Гамильтон почувствовал, что придется раскрывать кошелек если его супруга бралась за праздник, то это выливалось в грандиозные траты. Но сейчас не хотелось жалеть денег, ведь они предназначались для двоих, кого Гамильтон любил больше всех — Эммы и Нельсона. Чтобы праздник, который Она устраивает для Него, удался, муж готов щедро платить.

Эмма и не сомневалась, ведь это лорд помогал ей сочинять письма герою Англии, это он предложил пригласить английские корабли зайти в Неаполь якобы для починки перед возвращением на родину.

— Я не о празднике. Присядь на минутку.

Она села, но лишь на краешек кресла, словно говоря: мне некогда!

— Я хочу напомнить тебе, что адмирал болен, что он искалечен…

— Помню, помню! Ты хочешь сказать, что ему тяжело будет вынести длительный праздник? Не беспокойся, мы все продумали, возможно, сначала он отдохнет.

— Я не о том. Ты помнишь, что у Нельсона нет правой руки?

Эммы стала серьезной:

— Помню. Но почему ты говоришь об этом?

— И правого глаза…

— Да.

— Я просто хочу, чтобы это не явилось для тебя неожиданностью и не привело к неловкой ситуации.

Представь, как было бы тяжело Нельсону, схватись ты за его пустой рукав…

Губы Эммы задрожали, на глазах выступили слезы.

— Спасибо, дорогой. Я буду помнить об этом. Только не говори, что все эти увечья сделали его уродом, не во внешности красота или уродство, а в душе. Он мужественный, неустрашимый, он герой, а потому красив!

Гамильтон от души поцеловал сидевшую жену в лоб:

— Я рад, что ты так думаешь. Напомни об этом и королевской чете, чтобы не вышло неприятной заминки.

— Да, дорогой…


Организованные в честь героя Нила праздники затмили все виденное неаполитанцами до сих пор.

Правда, началось все с болезни Нельсона, тот слишком много сил потратил на победу и вообще на события последних лет. Прибыв в Неаполь, он просто свалился. И если, поднявшись на борт его корабля, леди Гамильтон весьма картинно свалилась в единственную руку героя, то теперь он уже не картинно упал на ее руки.

Эмма всегда была прекрасной сиделкой, выхаживая то и дело болевшего желтухой или прочей гадостью мужа, она научилась быть ласковой и твердой одновременно. Их с миссис Кэдоган не испугала культя Нельсона, его страшные швы на голове, его многочисленные шрамы, слепой глаз… Мать и дочь выхаживали героя, словно собственного ребенка.

И выходили.

Гамильтон, у которого уважение к Нельсону поднялось до небес, помогал, чем мог. Но мог он мало, основная забота о чуть живом адмирале легла на руки Эммы.


А потом победу праздновали с истинным размахом, правда, стоившим лорду Гамильтону огромных денег, но он не жалел, ради Нельсона не жалко.
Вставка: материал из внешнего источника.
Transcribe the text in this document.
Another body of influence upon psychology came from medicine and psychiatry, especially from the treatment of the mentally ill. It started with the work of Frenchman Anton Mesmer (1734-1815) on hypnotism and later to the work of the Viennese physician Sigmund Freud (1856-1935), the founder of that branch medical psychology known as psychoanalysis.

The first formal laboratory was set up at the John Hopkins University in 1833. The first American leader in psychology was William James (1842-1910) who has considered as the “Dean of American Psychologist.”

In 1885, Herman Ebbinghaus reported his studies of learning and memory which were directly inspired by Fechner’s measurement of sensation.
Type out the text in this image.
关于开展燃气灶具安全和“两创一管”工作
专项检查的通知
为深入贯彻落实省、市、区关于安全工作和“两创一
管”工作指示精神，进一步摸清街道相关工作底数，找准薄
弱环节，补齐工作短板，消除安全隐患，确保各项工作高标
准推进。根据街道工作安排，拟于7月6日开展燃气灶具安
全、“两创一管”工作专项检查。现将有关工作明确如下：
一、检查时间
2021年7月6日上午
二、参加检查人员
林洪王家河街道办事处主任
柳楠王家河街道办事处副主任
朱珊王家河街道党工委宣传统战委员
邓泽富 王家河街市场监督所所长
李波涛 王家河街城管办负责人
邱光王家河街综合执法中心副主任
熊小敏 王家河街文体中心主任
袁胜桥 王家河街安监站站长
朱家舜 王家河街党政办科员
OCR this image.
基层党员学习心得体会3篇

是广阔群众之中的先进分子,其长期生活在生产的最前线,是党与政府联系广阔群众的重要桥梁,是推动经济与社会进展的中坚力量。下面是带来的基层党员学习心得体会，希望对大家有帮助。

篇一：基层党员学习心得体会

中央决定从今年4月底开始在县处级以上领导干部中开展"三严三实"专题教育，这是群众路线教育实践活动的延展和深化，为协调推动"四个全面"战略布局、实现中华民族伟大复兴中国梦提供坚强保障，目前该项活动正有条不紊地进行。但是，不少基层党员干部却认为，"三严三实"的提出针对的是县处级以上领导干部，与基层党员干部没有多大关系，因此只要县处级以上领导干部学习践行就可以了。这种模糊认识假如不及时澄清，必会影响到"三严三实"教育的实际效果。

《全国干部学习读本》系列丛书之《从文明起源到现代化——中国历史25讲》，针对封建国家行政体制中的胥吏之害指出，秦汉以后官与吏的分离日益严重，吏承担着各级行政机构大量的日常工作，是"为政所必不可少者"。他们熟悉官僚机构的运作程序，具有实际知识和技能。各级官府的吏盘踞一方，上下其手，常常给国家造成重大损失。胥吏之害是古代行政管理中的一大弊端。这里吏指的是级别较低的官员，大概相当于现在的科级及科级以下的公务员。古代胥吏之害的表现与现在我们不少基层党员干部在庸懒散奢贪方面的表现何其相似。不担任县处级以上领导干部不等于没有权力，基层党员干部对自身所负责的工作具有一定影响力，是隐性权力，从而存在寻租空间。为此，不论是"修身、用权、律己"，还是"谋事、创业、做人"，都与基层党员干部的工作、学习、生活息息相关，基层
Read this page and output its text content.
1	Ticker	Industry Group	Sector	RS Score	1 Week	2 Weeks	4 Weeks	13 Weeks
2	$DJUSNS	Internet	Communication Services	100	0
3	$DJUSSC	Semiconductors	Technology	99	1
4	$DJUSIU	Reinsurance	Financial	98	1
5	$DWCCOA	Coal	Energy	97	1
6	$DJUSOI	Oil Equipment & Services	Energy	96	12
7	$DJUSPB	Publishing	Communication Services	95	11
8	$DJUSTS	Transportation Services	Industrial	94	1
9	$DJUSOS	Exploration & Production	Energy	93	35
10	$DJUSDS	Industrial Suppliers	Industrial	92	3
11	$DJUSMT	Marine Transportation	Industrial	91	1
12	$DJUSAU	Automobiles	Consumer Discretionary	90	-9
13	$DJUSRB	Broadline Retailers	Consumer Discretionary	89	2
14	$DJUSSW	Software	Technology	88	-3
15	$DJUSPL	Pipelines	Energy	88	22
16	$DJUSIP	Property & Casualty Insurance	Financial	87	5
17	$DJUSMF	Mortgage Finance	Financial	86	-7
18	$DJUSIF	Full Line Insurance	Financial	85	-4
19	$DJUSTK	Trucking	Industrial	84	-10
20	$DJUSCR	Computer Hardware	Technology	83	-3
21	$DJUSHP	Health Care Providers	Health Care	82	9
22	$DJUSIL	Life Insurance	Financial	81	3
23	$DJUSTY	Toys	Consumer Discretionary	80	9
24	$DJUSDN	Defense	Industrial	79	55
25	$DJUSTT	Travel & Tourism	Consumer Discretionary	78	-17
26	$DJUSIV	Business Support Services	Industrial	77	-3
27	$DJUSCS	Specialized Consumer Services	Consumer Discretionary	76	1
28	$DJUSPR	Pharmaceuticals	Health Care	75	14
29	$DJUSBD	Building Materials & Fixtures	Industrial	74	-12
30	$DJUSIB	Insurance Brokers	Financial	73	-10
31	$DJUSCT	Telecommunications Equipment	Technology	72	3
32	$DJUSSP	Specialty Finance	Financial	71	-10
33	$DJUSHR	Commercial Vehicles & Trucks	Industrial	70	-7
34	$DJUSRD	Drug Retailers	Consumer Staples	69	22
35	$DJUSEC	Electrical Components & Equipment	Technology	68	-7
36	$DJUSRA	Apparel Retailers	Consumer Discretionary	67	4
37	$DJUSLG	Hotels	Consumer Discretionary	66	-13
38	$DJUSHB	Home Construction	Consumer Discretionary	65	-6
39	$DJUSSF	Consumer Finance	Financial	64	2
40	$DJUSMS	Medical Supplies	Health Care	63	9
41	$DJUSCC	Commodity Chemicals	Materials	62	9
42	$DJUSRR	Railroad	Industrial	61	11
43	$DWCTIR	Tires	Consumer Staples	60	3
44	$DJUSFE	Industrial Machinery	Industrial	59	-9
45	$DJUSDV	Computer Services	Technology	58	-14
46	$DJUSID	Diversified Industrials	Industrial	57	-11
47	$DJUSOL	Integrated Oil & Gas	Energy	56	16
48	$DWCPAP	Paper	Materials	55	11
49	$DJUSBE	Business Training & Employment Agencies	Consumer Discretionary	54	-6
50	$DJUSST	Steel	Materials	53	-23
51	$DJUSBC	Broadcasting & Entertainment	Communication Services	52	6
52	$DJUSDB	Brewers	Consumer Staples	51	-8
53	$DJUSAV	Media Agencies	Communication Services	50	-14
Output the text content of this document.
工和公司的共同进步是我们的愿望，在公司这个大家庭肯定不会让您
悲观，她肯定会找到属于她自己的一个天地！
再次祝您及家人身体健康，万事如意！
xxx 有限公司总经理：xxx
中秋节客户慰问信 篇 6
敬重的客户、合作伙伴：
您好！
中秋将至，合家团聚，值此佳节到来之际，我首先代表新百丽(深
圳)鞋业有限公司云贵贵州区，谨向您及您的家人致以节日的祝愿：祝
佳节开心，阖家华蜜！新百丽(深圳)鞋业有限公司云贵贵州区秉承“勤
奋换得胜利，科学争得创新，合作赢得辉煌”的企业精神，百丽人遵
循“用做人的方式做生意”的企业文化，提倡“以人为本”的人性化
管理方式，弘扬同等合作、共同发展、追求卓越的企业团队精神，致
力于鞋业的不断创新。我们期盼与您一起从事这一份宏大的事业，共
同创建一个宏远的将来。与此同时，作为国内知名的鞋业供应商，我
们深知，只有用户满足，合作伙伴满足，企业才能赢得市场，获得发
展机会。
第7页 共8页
Череда бесконечных праздников и восхвалений сильно утомляла не слишком крепкого физически Нельсона, он снова заболевал, Эмма снова укладывала его в постель и заботилась о больном.


Но французы быстро доказали, что Наполеон и погибший флот — это еще не все, они возобновили наступление на север Италии.

Королева была в ужасе, она мысленно уже прикидывала, где ее враги поставят гильотину! Нельсон уже пришел в себя, подлечился, но что он мог? Король Фердинанд, воодушевленный победами англичан на море, храбро выступил на север, чтобы защитить Рим, быстро понял, что это не удастся, и уже совсем не храбро, переодевшись в крестьянское платье, унес ноги домой, бросив на произвол судьбы приведенную разношерстную армию.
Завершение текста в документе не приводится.